The new technology is so sensitive that it can hear, for the first time, the miniscule random forces from surrounding air molecules, according to the researchers from QU.

"We're now able to measure ultrasound waves that apply tiny forces - comparable to the gravitational force on a virus - and we can do this with sensors smaller than a millimetre across,” said Prof. Bowen.

The accuracy of the technology could change how scientists understand biology. "We'll soon have the ability to listen to the sound emitted by living bacteria and cells," said Dr. Basiri-Esfahani. “This may improve our understanding of how these small biological systems function, ultimately leading to new treatments.”

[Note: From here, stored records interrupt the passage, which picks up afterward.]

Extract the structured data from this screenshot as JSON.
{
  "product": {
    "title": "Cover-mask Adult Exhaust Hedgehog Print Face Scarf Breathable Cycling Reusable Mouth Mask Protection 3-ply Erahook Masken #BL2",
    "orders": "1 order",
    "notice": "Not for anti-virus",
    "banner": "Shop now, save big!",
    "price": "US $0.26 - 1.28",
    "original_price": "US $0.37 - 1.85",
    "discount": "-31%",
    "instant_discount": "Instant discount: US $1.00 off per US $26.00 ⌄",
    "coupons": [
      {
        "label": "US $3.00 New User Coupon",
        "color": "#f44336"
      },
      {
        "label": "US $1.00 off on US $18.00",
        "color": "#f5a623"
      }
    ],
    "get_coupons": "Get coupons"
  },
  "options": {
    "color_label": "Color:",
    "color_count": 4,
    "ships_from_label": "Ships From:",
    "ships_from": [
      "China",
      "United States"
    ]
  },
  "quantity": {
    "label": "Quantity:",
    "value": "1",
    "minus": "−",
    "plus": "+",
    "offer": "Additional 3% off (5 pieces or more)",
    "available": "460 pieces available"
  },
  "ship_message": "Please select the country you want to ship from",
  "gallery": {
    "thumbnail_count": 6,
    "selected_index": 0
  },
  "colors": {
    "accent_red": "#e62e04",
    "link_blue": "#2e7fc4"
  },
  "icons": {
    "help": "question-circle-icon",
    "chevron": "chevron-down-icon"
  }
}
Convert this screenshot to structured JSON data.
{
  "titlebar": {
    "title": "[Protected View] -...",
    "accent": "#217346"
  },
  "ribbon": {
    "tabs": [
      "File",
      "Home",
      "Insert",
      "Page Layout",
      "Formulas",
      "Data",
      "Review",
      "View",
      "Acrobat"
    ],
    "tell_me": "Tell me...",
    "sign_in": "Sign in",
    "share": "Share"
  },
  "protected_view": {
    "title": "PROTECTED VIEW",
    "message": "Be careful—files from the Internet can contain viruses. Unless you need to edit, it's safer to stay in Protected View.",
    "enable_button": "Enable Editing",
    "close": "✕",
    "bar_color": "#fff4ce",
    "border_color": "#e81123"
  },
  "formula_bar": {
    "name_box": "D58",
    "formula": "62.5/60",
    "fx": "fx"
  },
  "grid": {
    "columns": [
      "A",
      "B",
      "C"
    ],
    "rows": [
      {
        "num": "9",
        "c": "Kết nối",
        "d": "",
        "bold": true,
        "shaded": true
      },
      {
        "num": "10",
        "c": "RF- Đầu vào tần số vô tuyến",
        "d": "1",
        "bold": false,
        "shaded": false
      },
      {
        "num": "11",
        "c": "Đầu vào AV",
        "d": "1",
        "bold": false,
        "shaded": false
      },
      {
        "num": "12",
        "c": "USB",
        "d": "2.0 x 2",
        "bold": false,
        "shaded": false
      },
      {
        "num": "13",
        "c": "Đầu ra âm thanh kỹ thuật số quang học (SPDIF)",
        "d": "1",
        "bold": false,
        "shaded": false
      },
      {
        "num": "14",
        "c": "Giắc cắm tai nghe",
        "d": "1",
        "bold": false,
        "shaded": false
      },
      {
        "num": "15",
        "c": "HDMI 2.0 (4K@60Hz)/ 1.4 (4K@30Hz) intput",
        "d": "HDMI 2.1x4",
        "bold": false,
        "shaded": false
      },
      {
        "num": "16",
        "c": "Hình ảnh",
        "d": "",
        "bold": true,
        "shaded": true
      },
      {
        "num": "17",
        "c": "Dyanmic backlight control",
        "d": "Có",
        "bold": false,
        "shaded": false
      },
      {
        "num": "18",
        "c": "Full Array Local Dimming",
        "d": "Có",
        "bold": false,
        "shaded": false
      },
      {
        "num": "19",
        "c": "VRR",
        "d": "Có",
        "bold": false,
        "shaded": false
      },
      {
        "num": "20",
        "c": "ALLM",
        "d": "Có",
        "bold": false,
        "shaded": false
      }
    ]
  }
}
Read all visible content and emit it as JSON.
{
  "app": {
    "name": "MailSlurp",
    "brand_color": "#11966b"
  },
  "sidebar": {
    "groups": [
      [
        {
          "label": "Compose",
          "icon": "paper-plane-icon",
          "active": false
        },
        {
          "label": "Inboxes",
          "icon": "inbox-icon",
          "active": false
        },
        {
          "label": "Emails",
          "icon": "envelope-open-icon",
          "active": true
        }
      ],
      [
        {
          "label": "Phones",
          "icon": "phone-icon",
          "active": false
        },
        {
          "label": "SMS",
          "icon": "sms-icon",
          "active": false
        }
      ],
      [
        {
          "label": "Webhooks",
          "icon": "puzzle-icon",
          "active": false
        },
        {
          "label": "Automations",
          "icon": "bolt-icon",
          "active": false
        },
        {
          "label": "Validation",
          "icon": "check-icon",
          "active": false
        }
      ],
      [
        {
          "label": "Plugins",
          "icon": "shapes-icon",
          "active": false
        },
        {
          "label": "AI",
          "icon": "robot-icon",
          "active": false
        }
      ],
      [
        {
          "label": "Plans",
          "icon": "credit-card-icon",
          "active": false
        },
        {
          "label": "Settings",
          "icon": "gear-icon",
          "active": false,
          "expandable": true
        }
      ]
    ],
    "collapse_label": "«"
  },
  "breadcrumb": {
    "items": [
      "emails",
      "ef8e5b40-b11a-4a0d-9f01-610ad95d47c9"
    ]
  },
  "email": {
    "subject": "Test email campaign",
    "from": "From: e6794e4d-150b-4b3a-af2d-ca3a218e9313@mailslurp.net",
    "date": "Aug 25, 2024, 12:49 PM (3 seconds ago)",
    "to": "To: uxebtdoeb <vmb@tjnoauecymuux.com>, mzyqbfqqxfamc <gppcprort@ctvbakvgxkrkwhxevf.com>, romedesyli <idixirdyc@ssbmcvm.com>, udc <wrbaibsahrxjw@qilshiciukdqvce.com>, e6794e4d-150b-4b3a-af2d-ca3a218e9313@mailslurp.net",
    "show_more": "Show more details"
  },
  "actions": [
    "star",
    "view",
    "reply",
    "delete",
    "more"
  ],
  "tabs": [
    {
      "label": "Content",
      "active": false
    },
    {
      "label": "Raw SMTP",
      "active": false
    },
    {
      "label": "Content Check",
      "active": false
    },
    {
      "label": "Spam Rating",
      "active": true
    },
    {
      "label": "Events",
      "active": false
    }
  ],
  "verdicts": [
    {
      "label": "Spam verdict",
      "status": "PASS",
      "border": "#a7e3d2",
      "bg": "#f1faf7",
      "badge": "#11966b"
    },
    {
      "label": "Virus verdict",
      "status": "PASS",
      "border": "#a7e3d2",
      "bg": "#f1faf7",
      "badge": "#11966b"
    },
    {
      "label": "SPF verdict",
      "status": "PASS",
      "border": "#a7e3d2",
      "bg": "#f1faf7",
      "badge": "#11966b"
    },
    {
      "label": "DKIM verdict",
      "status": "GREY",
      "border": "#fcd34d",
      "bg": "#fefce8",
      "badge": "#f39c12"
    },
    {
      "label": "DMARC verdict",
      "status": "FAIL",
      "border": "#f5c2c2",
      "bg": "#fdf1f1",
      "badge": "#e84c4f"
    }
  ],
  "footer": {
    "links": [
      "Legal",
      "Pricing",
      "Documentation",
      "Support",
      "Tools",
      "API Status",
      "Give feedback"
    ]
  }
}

The sensor could also be used to increase the precision and sensitivity of ultrasonic range finders in automotive industries, robotics and avionics. The superior sensitivity of this sensor means that you will be able to park your car easier in smaller spaces, the team added.

Because the sensor uses an optical probe (as opposed to electrical ones), it can also survive harsh environments such as high temperatures or extreme electromagnetic or radioactive radiations. For example, in space technologies (satellites, rovers, etc) robust and precise devices such as this sensor are required.

This sensor is believed to be the first example of using a nano-fabricated photonics device for ultrasound sensing. “It may find its way in the so-called photoacoustic imaging which is a non-aggressive technique to image tissue, cancer cells and anomalies,” concluded Dr. Basiri-Esfahani.